Questa deriva vivo ti divora – Alessandro Salvi

 
 
Qui in questa pagina non vi è disordine,
conosco questo posto a menadito.
L’esigua ombra di una foglia in volo
mi insegna l’ordine del necessario
e un guscio vuoto di lumaca scricchiola
sotto il mio passo,
fermo stato di ansiosa vigilanza.
 
Immobile.
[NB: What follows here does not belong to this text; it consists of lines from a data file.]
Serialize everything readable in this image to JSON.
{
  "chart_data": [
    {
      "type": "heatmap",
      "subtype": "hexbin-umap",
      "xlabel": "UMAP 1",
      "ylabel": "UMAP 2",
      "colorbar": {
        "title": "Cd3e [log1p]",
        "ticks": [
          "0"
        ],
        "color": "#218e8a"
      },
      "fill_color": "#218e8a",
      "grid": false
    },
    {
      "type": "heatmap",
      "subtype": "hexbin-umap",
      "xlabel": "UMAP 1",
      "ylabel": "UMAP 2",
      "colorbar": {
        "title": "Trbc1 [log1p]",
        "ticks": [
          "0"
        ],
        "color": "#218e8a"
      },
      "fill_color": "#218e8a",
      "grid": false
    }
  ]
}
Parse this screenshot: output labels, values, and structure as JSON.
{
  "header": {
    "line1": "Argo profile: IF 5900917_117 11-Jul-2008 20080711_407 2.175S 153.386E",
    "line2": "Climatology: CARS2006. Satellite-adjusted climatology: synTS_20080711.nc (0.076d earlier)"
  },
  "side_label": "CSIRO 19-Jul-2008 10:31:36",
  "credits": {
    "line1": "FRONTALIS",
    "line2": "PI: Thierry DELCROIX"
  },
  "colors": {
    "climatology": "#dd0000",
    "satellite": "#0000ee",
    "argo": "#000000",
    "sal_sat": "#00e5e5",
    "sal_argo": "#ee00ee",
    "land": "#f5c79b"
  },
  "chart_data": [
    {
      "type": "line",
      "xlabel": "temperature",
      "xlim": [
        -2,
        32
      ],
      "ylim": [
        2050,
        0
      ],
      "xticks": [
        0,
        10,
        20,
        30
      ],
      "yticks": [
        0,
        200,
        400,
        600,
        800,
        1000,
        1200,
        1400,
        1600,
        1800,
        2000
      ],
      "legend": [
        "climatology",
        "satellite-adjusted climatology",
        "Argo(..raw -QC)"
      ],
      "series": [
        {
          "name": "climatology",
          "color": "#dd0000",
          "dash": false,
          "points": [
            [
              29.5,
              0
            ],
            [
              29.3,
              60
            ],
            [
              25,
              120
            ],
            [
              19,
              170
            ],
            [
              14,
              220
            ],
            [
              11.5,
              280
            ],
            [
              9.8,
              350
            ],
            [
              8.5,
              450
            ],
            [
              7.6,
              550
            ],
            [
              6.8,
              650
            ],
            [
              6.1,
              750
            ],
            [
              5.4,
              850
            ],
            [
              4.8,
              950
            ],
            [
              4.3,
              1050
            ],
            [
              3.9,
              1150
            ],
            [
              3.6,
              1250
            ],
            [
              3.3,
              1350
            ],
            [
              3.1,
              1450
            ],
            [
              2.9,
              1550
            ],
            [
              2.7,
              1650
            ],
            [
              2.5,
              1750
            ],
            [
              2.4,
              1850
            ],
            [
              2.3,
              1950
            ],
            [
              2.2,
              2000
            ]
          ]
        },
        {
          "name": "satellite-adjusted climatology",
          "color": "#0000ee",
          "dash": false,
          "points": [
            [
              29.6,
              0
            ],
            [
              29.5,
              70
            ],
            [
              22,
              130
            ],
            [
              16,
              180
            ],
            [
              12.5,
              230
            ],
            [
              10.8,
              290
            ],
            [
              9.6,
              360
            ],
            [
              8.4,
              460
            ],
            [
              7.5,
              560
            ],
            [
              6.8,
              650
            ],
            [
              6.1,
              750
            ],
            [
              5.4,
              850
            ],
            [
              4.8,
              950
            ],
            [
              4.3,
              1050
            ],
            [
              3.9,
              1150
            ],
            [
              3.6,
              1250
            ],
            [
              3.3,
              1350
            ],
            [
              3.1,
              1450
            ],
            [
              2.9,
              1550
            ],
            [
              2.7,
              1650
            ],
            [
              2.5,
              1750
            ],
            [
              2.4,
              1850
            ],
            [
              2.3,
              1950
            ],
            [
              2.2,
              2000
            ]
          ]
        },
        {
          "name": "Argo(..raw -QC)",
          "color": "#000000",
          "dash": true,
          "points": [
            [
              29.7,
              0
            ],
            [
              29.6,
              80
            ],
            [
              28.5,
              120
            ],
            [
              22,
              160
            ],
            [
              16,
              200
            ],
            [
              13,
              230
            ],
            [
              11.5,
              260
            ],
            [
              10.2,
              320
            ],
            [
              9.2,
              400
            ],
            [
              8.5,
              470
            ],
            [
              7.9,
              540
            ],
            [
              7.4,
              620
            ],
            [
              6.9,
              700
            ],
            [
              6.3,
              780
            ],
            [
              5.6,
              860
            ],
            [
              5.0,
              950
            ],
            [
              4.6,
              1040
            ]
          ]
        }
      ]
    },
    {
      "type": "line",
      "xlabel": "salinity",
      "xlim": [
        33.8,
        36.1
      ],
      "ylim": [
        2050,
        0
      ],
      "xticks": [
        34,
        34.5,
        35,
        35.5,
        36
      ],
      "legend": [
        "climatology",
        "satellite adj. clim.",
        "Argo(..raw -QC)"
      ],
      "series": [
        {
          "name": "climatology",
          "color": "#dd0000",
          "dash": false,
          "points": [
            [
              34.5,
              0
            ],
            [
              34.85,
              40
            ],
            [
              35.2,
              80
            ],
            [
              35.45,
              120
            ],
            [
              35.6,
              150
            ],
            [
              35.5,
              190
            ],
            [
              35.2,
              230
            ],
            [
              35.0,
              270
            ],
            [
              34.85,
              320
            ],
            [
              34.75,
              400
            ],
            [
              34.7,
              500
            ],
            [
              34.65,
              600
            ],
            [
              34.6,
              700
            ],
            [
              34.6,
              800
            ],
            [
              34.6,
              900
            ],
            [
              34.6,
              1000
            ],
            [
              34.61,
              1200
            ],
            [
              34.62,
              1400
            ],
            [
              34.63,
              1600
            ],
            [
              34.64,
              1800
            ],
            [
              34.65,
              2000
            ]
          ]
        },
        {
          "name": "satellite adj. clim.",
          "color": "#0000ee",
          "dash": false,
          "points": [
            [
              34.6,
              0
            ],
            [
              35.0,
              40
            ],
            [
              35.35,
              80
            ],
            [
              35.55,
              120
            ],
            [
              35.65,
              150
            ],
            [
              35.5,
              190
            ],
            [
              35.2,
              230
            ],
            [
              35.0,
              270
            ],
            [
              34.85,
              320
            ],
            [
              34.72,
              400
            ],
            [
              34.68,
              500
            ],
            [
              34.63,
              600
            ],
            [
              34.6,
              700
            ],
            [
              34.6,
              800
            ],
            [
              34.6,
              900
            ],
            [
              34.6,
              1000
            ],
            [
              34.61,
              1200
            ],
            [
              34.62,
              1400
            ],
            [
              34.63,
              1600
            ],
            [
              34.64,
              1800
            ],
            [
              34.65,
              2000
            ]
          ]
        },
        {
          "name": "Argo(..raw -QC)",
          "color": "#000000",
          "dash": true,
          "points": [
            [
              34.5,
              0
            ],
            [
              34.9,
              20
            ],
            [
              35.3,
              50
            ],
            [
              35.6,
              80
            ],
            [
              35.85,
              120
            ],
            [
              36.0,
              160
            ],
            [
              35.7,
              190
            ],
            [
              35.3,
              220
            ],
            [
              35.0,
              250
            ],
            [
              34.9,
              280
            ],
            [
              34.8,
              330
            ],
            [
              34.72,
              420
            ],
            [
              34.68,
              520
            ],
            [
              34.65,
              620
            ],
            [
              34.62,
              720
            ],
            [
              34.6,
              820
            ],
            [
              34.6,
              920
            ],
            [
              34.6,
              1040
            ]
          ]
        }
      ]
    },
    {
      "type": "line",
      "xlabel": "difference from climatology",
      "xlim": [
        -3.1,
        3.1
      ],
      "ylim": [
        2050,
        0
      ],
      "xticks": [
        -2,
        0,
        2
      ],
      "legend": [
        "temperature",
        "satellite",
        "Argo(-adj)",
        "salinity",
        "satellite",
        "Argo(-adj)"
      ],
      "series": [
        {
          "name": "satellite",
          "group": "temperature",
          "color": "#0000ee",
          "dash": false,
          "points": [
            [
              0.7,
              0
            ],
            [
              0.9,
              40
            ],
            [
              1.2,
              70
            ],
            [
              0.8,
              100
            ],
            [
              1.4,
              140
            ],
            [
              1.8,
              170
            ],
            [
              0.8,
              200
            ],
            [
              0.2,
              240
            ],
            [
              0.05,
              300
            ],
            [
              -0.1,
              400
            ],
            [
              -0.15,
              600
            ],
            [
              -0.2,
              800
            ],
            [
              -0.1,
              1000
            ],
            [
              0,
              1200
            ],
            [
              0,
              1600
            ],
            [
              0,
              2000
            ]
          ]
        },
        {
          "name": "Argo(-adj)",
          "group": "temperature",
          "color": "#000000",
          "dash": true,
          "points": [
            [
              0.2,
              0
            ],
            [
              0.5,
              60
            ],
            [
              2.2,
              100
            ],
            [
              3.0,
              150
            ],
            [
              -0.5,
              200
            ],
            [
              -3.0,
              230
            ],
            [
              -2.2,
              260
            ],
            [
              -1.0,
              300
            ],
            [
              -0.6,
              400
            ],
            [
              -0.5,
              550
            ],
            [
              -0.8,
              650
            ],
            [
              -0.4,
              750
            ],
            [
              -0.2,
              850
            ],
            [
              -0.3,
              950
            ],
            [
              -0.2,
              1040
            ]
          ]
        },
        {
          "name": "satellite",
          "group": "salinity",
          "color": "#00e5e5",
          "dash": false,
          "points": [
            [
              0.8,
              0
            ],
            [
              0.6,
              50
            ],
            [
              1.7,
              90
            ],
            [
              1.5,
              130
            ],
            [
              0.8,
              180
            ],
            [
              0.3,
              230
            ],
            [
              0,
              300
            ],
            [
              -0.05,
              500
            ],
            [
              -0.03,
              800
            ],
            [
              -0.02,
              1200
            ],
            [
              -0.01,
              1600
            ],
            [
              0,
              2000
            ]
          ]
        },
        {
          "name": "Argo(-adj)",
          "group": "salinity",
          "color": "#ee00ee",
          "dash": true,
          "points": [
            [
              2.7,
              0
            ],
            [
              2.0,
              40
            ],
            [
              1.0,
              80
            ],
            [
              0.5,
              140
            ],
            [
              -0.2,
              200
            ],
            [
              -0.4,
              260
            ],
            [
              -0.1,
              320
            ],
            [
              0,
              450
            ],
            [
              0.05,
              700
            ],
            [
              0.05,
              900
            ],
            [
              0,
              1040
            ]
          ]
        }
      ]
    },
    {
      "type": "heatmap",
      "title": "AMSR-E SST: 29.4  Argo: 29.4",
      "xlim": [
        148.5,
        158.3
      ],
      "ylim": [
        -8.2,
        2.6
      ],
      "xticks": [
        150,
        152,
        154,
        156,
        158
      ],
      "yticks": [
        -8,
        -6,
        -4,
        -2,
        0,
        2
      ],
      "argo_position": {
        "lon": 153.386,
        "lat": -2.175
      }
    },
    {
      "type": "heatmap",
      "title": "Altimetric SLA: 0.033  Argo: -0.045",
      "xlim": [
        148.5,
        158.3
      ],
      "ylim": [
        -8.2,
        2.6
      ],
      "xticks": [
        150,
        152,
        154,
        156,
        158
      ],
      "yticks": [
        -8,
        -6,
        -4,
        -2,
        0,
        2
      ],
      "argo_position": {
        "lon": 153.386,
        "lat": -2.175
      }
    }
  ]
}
Gelato in un istante
sempre sul punto di
 
 
 
 
 
 
Inappagato desiderio il quale
di e se… si nutre, sempre dentro
una città in cui non accade nulla,
l’intruso.
 
Sorridi e con la mano ti fai ombra.
(Questa deriva vivo ti divora.)
 
 
 
 
 
 
(Noi siamo uno spartito perduto
chissà dove nello spazio sidereo
dell’inaudito.)
 
 
(Alessandro Salvi, inediti)
 
 

L’ordine della scrittura, del pensiero che razionalizza le esperienze, le percezioni, le aspirazioni e le contraddizioni della realtà circostante – e il disordine dell’insufficienza, della precarietà, della mancanza del mondo, a cui la parola, appunto, cerca di portare collocazione e riparazione; si può leggere questo, in questi tre brevi inediti di Alessandro Salvi.

Nel primo testo c’è un confronto tra il mondo trasfigurato sulla pagina, dove “non vi è disordine”, e la realtà dei fenomeni che lo ispira (dove presumibilmente deve essercene): è un posto conosciuto e sicuro, e l’ordine “del necessario”, che qui si prova a cristallizzare, è l’insegnamento tratto da “l’esigua ombra di una foglia in volo” e dal “guscio vuoto di lumaca” che va in pezzi “sotto il mio passo” – ordine che dunque si nutre della fragilità e della provvisorietà delle cose del mondo, stati “necessari”, per quanto transitori, che si concentrano in un attimo “immobile”, “gelato in un istante”.

La “vigilanza” dell’osservatore è descritta come uno stato di ricezione costante, uno “stare per agire” che non si traduce mai in azione (agilmente reso dall’interruzione in chiusa: la parola interrotta a raffigurare il gesto che non inizia, ma resta nell’intenzione – nella parola).

Ecco che questo accennato contrasto diventa “inappagato desiderio”, che si nutre di possibilità e di sé stesso, immerso irrequieto “sempre dentro / una città in cui non accade nulla”: è l’aspirazione a diventare fuori luogo, un “intruso”, nella requie abulica dell’ambiente circostante, che si rivela insufficiente, mancante, annullante.

La reazione descritta è un gesto frammisto di ironia e amarezza: un sorriso e un farsi ombra “con la mano”, come a coprire l’evidenza luminosa di quella realtà, per concepirne una “altra”, meno spietata: perché questo ambiente così povero di soddisfazioni, dalle frequenze con picchi bassi o nulli, dove ogni desiderio si consuma inesaudito, è una “deriva” che “vivo ti divora” (e questo spiegherebbe la riparazione nell’ordine della parola, per cercare salvezza e riparazione dal contagio del niente).

E l’immagine dell’ultimo testo, breve, riassume quanto detto in un tentativo di proiezione universale di quel pensiero privato: ognuno di noi è un “ordine della pagina”, “uno spartito”, potenzialmente in grado di essere tradotto in un’esecuzione musicale – fogli sparsi in luoghi remoti e silenziosi (lo “spazio sidereo” è il luogo per eccellenza dove il vuoto cosmico impedisce il propagarsi di onde acustiche), perduti e inascoltati in una vastità indifferente ed estranea.

Che poi queste parole restino inaudite e continuino a smarrirsi nel nulla illimitato e contaminante, o trovino l’occhio curioso di un interprete appassionato e accogliente cadendo erroneamente su qualche pianeta – questo è un altro discorso (anche piuttosto irrilevante per quel che riguarda i testi, in verità), mentre l’autore preferisce opportunamente lasciare la porta aperta alla possibilità, evitando didascalismi.